Report the hole to the council and if it isn't filled within a few days, have an accident in it and sue them.

Thus giving the remaining council workforce more work to do. Solidarity in action.

Also suing the council is not gonna increase the amount of money they have available to pay their staff is it?
 
Thus giving the remaining council workforce more work to do. Solidarity in action.
They can only fill so many holes a day. It's up to them how fast they work.

Also suing the council is not gonna increase the amount of money they have available to pay their staff is it?
No, it won't but maybe it'll make them realise that filling holes should be higher on their list of priorities.
 
No, it won't but maybe it'll make them realise that filling holes should be higher on their list of priorities.

And they should be closing children's homes to make sure the roads get patched up tout-de-suite?

For reasons I shouldn't have to go into, I'd rather enthusiastic amateurs were filling in potholes than looking after vulnerable kids.
 
On the one hand (and I live in Devon), part of me would be really happy to, say, help fix my own road/area, cause, you know, I live in it, and I'd be happy to be neighbourly and such.

On the other hand

The council has already slashed its budget by £18.5 million since 2010 but needs to save a further £3.4million in line with the government's austerity cuts.

and

We're paying nearly £60bn in motoring taxes and if that's not enough for them to do their job then maybe we shouldn't pay them at all. It's bloody ridiculous.

just leaves me once again wondering where all the fucking money goes. Sixty billion, is that right? Which leads me back again, as always, to my username.

<waits for Citizen66 to find some way to make this mean that I'm a Tory>

http://www.telegraph.co.uk/finance/...ces-13bn-black-hole-from-fuel-duty-slump.html

Telegraph article from 2012 says £38bn from fuel duty and VED. Wikipedia says in 2009 29bn + 5bn = 34bn. Add onto that VAT paid on fuel and new/used cars & parts, and income tax paid on company cars (and probably some other taxes which you can just about link directly to motoring) and you probably do approach 60bn.
As to where it's spent, well it's spent everywhere, because the UK doesn't hypothecate taxes, so all taxes go into one central pot, out of which everything is paid for. So it's spent mostly on Pensions and the NHS. Like any tax.
If it were going just to pay for the cost to the taxpayer of motoring, then you'd not only have the DfT and local councils' budgets, you also have huge costs to the NHS and emergency services both from crashes and from the public health issues around air pollution.
 
I'm happy to state that the public shouldn't be doing a job that the council should be paying workers to do.
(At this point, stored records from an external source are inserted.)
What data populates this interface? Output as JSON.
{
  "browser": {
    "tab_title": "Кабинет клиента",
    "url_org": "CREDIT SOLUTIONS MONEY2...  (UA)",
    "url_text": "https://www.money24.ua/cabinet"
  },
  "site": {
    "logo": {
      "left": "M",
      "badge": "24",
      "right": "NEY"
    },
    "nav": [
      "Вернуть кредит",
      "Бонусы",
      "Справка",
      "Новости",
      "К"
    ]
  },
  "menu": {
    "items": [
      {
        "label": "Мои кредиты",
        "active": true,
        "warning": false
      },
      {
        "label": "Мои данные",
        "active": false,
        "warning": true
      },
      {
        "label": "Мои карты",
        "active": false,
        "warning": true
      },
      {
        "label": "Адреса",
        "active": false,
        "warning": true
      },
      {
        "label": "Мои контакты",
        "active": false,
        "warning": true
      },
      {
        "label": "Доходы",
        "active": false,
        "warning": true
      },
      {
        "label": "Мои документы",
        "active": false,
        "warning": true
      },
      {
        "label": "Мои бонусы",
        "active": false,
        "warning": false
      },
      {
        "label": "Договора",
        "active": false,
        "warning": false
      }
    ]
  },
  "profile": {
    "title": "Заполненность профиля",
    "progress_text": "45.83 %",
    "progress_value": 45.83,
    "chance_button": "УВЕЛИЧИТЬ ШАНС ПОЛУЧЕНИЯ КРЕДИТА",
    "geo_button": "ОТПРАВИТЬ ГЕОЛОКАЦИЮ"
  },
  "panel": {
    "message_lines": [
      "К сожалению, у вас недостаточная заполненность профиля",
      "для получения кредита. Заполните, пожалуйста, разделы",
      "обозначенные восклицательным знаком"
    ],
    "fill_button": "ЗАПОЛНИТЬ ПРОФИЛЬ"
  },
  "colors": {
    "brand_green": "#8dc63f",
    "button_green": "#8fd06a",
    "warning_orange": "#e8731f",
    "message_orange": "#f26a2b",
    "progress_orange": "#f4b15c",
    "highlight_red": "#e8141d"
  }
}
And to call the public scabs if they do decide to do that job, because they're aware that their local authority isn't made of money and cutting jobs in road maintenance might have been unavoidable if other services were to be maintained. Or even if they think the council has made the wrong call, but they realise that the call will not be unmade, the workers have already been sacked and the only part of the situation they have any control over is whether or not the dangerous pothole remains in their street.

Sacked road workers do not benefit from or depend upon the existence of potholes, therefore repairing said potholes cannot harm those workers.
 
If you saw someone fixing a pothole, would you go up to him and yell 'scab' to his face? Or are you only comfortable making such ridiculous blanket assertions about people from the comfort and safety of an internet bulletin board?
 
If you saw someone fixing a pothole, would you go up to him and yell 'scab' to his face? Or are you only comfortable making such ridiculous blanket assertions about people from the comfort and safety of an internet bulletin board?
I'd gladly explain why I thought it was wrong.
Would you explain to the sacked road worker that it's OK that he's on the dole, because someone will do his job for free?